Immunity and Cancer Lecture

The immune system provides one of the body's main defenses against cancer. When normal cells turn into cancer cells, some of the antigens on their surface change. These new or altered antigens flag immune defenders, including cytotoxic T cells, natural killer cells, and macrophages.

According to one theory, patrolling cells of the immune system provide continuing bodywide surveillance, spying out and eliminating cells that undergo malignant transformation. Tumors develop when the surveillance system breaks down or is overwhelmed. Some tumors may elude the immune defenses by hiding or disguising their tumor antigens. Alternatively, tumors may survive by encouraging the production of suppressor T cells; these T cells act as the tumor's allies, blocking cytotoxic T cells that would normally attack it.

Blood tests show that people can develop antibodies to many types of tumor antigens (although the antibodies may not actually be effective in fighting the tumor). Skin testing (similar to skin testing for tuberculosis) has demonstrated that tumors provoke cellular immunity as well. Furthermore, studies indicated that cancer patients have a better prognosis when their tumors are infiltrated with many immune cells. Immune responses may underlie the spontaneous disappearance of some cancers.

Tests using antibodies derived from batches of human serum can detect various tumor-associated antigens-including carcinoembryonic antigen (CEA) and alphafetoprotein (AFP)-in blood samples. Because such antigens develop not only in cancer but in other diseases as well, the antibody tests are not useful for cancer screening in the general population. They are however, valuable in monitoring the course of disease and the effectiveness of treatment in patients known to have cancer.
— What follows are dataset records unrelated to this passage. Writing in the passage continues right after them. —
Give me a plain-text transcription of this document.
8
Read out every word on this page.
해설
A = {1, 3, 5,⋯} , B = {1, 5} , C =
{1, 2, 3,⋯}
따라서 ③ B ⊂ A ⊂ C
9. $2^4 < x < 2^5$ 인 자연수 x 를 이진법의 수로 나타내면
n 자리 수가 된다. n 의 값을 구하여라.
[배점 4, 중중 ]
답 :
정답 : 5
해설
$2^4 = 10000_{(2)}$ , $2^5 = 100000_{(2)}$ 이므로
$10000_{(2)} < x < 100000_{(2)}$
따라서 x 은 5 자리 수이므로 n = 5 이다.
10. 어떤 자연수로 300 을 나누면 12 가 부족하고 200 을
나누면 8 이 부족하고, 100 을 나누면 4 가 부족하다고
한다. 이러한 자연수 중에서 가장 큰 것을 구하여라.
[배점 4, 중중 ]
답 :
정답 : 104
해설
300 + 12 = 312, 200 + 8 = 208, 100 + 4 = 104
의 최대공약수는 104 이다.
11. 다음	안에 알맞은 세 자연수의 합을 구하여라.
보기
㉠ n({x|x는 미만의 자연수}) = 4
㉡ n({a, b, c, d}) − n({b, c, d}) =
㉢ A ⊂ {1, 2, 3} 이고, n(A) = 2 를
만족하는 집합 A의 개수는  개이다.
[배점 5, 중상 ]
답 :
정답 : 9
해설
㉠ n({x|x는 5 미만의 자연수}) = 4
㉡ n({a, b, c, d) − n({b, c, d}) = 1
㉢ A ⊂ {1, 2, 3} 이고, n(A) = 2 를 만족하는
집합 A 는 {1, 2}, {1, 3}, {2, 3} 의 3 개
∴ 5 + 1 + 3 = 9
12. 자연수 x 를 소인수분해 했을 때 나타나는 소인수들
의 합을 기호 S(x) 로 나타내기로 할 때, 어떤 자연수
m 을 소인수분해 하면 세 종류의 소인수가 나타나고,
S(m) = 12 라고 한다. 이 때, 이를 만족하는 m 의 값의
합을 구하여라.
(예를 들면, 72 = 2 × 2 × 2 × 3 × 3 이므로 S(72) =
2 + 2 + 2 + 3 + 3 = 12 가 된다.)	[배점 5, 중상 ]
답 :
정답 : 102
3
Scientists have developed monoclonal antibodies (Hybridoma Technology) that are targeted specifically at tumor antigens. Linked to radioactive substances, these antibodies can be used to track down and reveal hidden cancer metastases within the body. Monoclonal antitumor antibodies are also being used experimentally to treat cancer-either in their native form or as immunotoxins, linked to natural toxins, anticancer drugs, or radioactive substances.

Other efforts to attack cancer through the immune system center on stimulating or replenishing the patient's immune responses with substances known as biological response modifiers. Among these are interferons (now obtained through genetic engineering) and interleukins. In some cases biological response modifiers are injected directly into the patient; in other cases they are used in the laboratory to transform some of the patient's own lymphocytes into tumor-hungry cells known as lymphokine-activated killer (LAK) cells and tumor-infiltrating lymphocytes (TILS), which are then injected back into the patient. Researchers are even using structures from the tumor cells themselves to construct custom-made anticancer "vaccines."